Mas deve um Comandante também ser flexível... |
OS VELHOS
MARINHEIROS
(Jorge Amado)
Episódio Nº 96
Sim, ainda era tempo, havia uma casa à beira da praia, de verdes
janelas abertas sobre o mar, onde faltava a dona da casa, havia um solitário,
com toda uma vida a viver, um passado a distribuir sem ter quem nessa tarefa o
ajudasse, sem um braço onde apoiar-se quando mais adiante o caminho se fizesse
estreito.
Por quanto tempo ainda levaria
erguida sua crista, não se deixaria dobrar à tristeza, não se entregaria
prisioneiro nos fechados muros do abandono?
Ah! se ela qui sesse transferir seu nobre porte, suas músicas,
seu piano, sua madura e ansiada graça, os bandos do cabelo e o riso sincopado,
para o subúrbio de Periperi, se aceitasse plantar no desiludido coração magoado
o broto de
um novo amor, ah! seria ainda tempo de romper os muros da crescente solidão e
florir os jardins de seu porto de descanso no fim da última e definitiva
viagem.
Não seria tão grande assim a diferença de
idade, calculava andasse Clotilde pelos quarenta e cinco...
Só agora sentia, ao encontrá-la, como
fora inteira de solidão a sua vida, uma longa espera.
Um abafado rumor, como um gemido, desfalecente
ai, trouxe-lhe a brisa, vinha do outro lado, da sombra do barco de salvamento.
O comandante sempre a postos, vigilante, apurou o ouvido habituado ao silêncio
e à voz do mar, aproximou-se em passo mesurado.
Foi-lhe dado ver então, na sombra do
barco de salvamento, a franzina artista e o pudico senador, ela estendida e com
o vestido suspenso, ele. sem paletó, descomposto, suspirando naquela
bem-aventurada brincadeira.
Afastou-se o comandante a pensar. Para
fazer justiça, agir com inflexível rigor, como o fizera com o profissional de
pôquer, devia arrancá-los um dos braços do outro, exigir do pai da pátria mais
respeito a bordo.
Mas deve um comandante também ser flexível,
evitar o escândalo, a ruína de seu barco. Ao demais, como podia ele, homem de
tantas aventuras, irritar-se com amantes, mesmo se amantes de um momento
apenas, na sagrada hora da festa do amor?
Recordava, de novo debruçado na amurada,
aquele outro comandante Georges Dias Nadreau, da Marinha de Guerra. Quando lhe
vinham queixar-se de um marinheiro, pegado em flagrante com uma cabrocha nos
escuros do porto, ria apenas e declarava:
-
“Vá se queixar ao Bispo, não sou cadeado do xibiu de ninguém”.
E
ele mesmo, o Comandante Vasco Moscoso de Aragão, não tivera, em certa noite
perdida, em seus braços, no tombadilho de seu próprio navio, o trémulo corpo de
Dorothy, sua febre de amor?
Não sonhava ai!, naquele devaneio, em
tomar das mãos de Clotilde, dos seus cabelos, de murmurar-lhe ao ouvido frases
apaixonadas, de esmagar sua boca à luz daquela estrela perdida, de tocar seu
corpo no chão de seu navio?
Dos adolescentes nas pontes e ruas do
Recife e de imprevista e fugidia visão cagou-lhe mangabas e sapotis na Rua
Nova, ofereceu-lhe amarelos cajás e verdes umbus no cais da Rua da Aurora,
vermelhas pitangas na Rua do Sossego, deu-lhe a beber água de coco na Praia da
Boa Viagem, Clotilde revelava-se gulosa das frutas nordestinas, as mangas e os
cajus, os abacaxis de todo sabor, abius, cajaranas, goiabas, araçás.
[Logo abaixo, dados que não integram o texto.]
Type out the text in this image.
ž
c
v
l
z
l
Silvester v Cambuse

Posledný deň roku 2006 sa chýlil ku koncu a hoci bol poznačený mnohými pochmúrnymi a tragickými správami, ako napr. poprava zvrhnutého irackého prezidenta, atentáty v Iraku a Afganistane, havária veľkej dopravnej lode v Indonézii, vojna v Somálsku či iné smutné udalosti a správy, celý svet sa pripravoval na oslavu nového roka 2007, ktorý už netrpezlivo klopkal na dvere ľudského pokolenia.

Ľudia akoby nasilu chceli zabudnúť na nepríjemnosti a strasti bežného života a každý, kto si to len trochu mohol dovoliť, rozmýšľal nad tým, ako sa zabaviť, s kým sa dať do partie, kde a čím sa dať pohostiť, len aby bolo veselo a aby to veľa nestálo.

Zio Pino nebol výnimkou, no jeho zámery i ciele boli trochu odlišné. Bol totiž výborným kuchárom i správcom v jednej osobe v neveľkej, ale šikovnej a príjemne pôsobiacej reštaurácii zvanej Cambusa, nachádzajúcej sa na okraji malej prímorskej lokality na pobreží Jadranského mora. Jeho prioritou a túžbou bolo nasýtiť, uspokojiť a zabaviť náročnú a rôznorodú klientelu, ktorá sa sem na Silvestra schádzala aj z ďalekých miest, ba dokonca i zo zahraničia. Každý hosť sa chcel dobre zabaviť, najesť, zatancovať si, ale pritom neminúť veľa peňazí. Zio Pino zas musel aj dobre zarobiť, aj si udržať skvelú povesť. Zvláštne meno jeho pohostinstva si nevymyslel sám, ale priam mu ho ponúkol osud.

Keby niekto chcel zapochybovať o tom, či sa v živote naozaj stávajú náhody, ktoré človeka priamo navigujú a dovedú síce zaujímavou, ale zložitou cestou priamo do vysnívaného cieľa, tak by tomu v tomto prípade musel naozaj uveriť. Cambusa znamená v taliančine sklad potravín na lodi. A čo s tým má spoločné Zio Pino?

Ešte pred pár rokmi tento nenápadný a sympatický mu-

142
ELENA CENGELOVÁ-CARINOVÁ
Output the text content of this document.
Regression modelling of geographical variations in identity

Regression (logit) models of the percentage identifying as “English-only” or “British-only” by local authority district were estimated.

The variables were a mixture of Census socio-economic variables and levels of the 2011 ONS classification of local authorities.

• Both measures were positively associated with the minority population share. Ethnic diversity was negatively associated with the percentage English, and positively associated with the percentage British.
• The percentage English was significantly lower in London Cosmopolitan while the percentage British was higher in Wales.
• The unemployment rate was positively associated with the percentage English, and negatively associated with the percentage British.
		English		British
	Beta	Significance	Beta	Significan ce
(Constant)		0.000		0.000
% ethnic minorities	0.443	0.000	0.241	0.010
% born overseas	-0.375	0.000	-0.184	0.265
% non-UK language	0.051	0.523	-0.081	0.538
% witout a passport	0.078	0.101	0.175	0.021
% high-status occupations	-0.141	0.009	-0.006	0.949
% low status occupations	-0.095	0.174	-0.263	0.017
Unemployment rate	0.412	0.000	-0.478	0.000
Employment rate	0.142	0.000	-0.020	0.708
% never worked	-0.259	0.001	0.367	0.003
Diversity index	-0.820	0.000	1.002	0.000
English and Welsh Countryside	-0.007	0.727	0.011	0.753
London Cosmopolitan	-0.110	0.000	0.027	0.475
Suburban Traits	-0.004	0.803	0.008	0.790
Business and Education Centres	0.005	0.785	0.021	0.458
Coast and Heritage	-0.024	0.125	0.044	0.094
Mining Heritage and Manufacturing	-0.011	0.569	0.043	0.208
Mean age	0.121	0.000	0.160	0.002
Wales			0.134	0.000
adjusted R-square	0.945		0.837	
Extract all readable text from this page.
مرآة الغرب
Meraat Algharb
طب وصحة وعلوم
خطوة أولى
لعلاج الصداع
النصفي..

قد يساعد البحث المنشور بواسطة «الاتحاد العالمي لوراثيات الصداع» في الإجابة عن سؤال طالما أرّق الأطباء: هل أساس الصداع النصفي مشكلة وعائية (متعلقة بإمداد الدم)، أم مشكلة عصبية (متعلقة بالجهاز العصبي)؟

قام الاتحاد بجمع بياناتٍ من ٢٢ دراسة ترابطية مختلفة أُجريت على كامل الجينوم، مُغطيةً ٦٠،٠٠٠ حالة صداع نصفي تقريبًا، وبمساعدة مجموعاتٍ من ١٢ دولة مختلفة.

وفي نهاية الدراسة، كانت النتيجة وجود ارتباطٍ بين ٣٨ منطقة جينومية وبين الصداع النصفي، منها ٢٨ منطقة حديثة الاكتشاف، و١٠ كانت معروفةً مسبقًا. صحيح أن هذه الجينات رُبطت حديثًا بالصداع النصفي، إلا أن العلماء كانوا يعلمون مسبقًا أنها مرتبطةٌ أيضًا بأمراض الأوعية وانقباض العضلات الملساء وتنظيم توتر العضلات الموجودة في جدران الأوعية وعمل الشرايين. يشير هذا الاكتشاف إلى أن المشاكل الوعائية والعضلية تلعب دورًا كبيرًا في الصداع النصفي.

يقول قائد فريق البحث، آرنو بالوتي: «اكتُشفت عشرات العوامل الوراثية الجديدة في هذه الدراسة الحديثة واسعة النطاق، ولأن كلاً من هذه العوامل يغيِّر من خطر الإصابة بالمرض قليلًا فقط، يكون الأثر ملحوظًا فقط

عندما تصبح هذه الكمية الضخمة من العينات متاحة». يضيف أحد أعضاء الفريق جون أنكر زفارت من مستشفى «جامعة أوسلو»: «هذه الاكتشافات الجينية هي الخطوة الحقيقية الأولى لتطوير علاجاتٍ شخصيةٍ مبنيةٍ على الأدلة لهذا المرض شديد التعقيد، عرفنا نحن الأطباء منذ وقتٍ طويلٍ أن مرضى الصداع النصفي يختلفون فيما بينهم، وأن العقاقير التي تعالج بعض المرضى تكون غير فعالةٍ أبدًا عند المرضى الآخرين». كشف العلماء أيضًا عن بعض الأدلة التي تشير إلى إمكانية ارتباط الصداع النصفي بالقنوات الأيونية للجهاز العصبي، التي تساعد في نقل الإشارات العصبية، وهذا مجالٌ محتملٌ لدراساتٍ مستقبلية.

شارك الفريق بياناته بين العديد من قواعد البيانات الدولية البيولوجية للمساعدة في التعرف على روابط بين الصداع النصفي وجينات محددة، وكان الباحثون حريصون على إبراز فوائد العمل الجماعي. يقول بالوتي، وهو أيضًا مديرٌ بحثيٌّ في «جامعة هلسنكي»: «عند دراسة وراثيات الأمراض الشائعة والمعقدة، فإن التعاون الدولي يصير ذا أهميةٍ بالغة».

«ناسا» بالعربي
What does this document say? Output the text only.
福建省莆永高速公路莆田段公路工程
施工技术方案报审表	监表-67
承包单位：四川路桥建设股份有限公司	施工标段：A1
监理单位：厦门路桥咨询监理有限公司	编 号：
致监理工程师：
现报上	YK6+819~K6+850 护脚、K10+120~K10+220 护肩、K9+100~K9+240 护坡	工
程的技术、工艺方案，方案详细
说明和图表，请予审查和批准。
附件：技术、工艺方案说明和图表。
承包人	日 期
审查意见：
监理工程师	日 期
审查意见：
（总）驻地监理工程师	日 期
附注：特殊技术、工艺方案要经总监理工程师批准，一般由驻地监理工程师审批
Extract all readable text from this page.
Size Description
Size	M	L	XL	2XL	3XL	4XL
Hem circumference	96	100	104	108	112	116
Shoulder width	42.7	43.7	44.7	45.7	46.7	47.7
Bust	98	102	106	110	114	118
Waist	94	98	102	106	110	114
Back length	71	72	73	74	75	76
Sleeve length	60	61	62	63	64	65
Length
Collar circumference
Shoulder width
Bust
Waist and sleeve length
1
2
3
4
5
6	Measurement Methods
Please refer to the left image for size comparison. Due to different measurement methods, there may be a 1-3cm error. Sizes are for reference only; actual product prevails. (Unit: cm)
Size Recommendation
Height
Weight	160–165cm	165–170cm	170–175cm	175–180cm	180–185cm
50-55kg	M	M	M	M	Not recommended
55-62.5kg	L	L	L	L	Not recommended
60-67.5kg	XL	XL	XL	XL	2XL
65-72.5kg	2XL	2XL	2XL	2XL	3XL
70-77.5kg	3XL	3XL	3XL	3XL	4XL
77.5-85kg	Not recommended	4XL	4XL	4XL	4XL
Ia num passo saltitante, esquecida da
postura digna, o comandante levava-lhe a sombrinha inútil, eram dois
adolescentes a cruzar as pontes, as praças e as ruas da cidade do Recife. Rindo
sem quê nem por quê, “dois velhos gaiteiros”, na expressão de uma transeunte
apressada, quase ofendida com a disponibilidade juvenil do comandante e da
pianista.
No porto haviam desembarcado pela manhã
os artistas de teatro e o deputado paraibano. Também o Dr. Sténio, a quem a
visão da cidade de Nassau tanto encantara a ponto de levá-lo, segundo anunciou,
a interromper a viagem para demorar-se uns dias a melhor conhecê-la.
Ao pôr o pé na escada, procurou com um
olhar de censura o comandante. Não por causa do desmascaramento de suas
trampolinagens no poker, fora generoso o capitão-de-longo-curso.